Waters’ campaign is in perpetual debt to her daughter Karen Waters for running a slate mailer operation that cashes in on the congresswoman’s endorsement of various California candidates. The Waters campaign reported a debt of $183,000 to the younger Waters at the end of 2018, and paid out about $130,000 over the last year, campaign finance records show.

The six-figure windfall brought the so-called “debt” to $52,000 that remains unpaid, which accounts for more than half of all of the campaign’s roughly $100,000 reported debt. But while the campaign reports about $600,000 in the bank, some other expenses have remained unpaid for years – a clear sign that some payments are more important than others.

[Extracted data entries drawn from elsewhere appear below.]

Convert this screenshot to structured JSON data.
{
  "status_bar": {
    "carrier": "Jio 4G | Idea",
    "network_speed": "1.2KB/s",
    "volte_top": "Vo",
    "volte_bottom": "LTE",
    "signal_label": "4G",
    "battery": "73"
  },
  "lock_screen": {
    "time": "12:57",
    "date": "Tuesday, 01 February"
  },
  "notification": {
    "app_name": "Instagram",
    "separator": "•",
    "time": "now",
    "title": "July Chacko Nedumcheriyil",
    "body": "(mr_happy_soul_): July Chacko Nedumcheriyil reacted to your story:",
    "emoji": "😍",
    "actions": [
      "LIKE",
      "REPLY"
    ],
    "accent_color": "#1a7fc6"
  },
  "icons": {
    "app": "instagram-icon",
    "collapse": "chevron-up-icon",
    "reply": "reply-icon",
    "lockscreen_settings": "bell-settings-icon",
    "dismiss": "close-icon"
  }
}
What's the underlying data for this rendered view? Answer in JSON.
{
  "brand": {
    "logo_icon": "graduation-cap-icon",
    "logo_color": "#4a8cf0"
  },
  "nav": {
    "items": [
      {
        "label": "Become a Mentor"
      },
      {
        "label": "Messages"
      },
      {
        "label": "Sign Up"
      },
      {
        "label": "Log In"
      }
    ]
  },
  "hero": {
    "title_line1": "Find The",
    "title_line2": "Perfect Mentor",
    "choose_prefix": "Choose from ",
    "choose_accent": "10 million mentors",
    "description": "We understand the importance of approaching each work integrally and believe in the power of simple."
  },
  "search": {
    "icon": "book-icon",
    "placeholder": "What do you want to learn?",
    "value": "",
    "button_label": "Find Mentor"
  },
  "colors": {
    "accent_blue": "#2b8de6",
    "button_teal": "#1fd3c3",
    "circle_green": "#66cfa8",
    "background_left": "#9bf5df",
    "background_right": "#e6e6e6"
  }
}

The Washington Free Beacon reports:

The committee still maintains a debt of $300 for a security guard and $600 for a sound system at a Christmas party that first appeared on her post-general report from last year. Other debts, such as an American Airlines travel expense of $719.60, were racked up between April 1 and May 16, 2012, filings show. That debt still appears on Waters’s most recent FEC filings. Various congressional FCU Visa card purchases totaling $3,506, which first appeared on her April 2008 quarterly report, remain unpaid.

The campaign mailer operation has hauled in millions for Waters’ campaign over the years, including more than $400,000 during the most recent midterm election cycle. Money for the mailers came from numerous political candidates throughout the state, from Sen. Dianne Feinstein to county sheriffs, judges, controller, secretary of state, equalization board candidates, assessors and other races.

Gov. Gavin Newsom, for one, paid $52,000 to Citizens for Waters, while Families & Teachers for Anotinon Villaraigosa For Governor 2018 also spent five-figures. Citizens for Waters took in more than 20 checks of more than $10,000 for the 2018 midterms, FEC records show.

The slate mailer operation allows Waters to collect significant sums for herself and her daughter simply by mailing sample ballots to residents in her Los Angeles district with the congresswoman’s official endorsement.

Campaign finance watchdogs have filed federal elections complaints about the arrangement in the past, and the FEC found in a 2004 decision that while the operation is shady, it doesn’t technically violate the law.

Candidates are supposedly reimbursing Waters’ campaign for the cost of the slate mailer, not buying the congresswoman’s endorsement, though experts contend there’s little difference.

“Those payments are legitimate if it’s approximate to the cost for the entity producing, printing and sending the mailers,” Adav Noti, a former FEC assistant general counsel, told Fox News. “Without seeing the information on the cost of the mailers, it’s difficult to say if there is anything inherently wrong with the math.”

John Wonderlich, executive director of the Sunlight Foundation, summarized it another way: “This certainly violates the spirit of the campaign finance laws, but the FEC doesn’t seem to think it violates the letter of the law.”